Preston’s book is an illuminating account of how religion has shaped the United States internally, and how it has been a key instrument in foreign policy. To outsiders, the ongoing debate about Mitt Romney’s Mormonism, or the largely prevalent belief among a significant percentage of Americans that Obama is a Muslim would seem at odds with a country that has defined modernism and has done so in broadly secular terms. Preston’s book is invaluable aide in understanding this complexity. It’s anecdotal narrative makes for its breezy reading.

Reinhold Niebuhr and mainline Protestantism are subjects that require more than a cursory reading, but for the uninitiated, Preston’s book introduces both a complex man and a complex faith.

A passage:

“Long after the fighting had ended, Vietnam continued to serve a political purpose for those who had supported the war. In 1984, at the height of the conservative revival, Tim LaHaye, a fundamentalist writer, commentator and coauthor of the spectacularly successful Left Behind novel series, repudiated the strategists and protestors who had all but ensured defeat. “Her failure to use military might in Vietnam was a national disgrace,” he said of a troubled nation then in throes of liberalism and secularism, “permitting the enslavement or murder of twenty million people.” Rus Walton, another fundamentalist writer and professional anticommunist, took a similar view: “What must the nations of the free world think of a country that spends the lives of 58,000 splendid young men and then gives up?
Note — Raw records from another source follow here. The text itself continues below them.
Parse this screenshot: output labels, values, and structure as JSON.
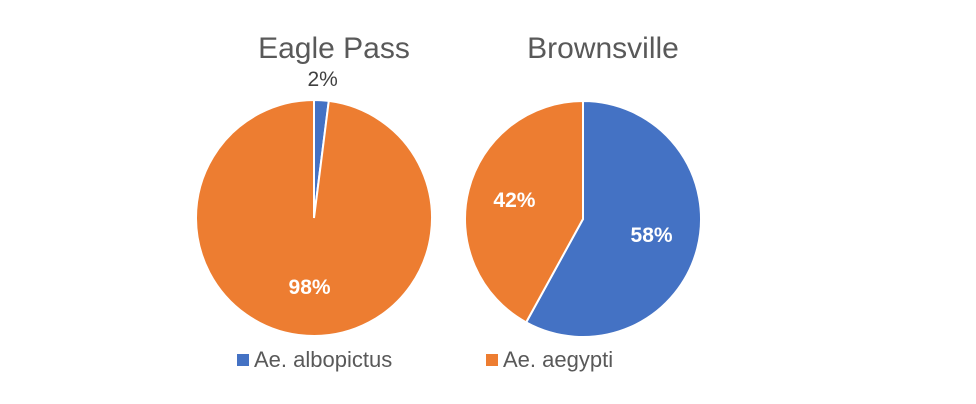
{
  "chart_data": [
    {
      "type": "pie",
      "title": "Eagle Pass",
      "categories": [
        "Ae. albopictus",
        "Ae. aegypti"
      ],
      "values": [
        2,
        98
      ],
      "value_labels": [
        "2%",
        "98%"
      ],
      "colors": [
        "#4472c4",
        "#ed7d31"
      ]
    },
    {
      "type": "pie",
      "title": "Brownsville",
      "categories": [
        "Ae. albopictus",
        "Ae. aegypti"
      ],
      "values": [
        58,
        42
      ],
      "value_labels": [
        "58%",
        "42%"
      ],
      "colors": [
        "#4472c4",
        "#ed7d31"
      ]
    }
  ]
}
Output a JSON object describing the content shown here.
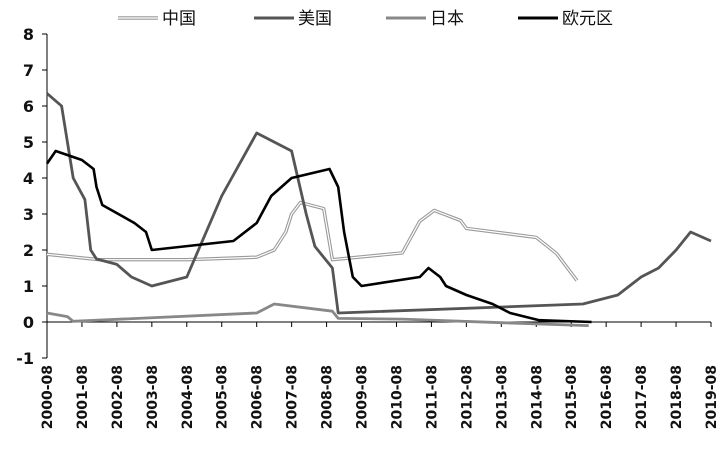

Just quits and walks away and says, “Sorry fellas, it was all a mistake.’” During the war, the anti-Vietnam demonstrators, many of them led by ministers, priests, and rabbis, claimed the moral high ground. But the war’s defenders, the conservatives who would fuel the Religious Right, provided a vigorous counterargument that was also grounded in morality, albeit of a sterner kind. It was this moral vision that eventually triumphed and reoriented the normative bearings of US foreign policy. But before it could, its adherents first had to defeat the relativism and internationalism of their liberal adversaries. Then, in the years of Richard Nixon, they turned upon the government itself.”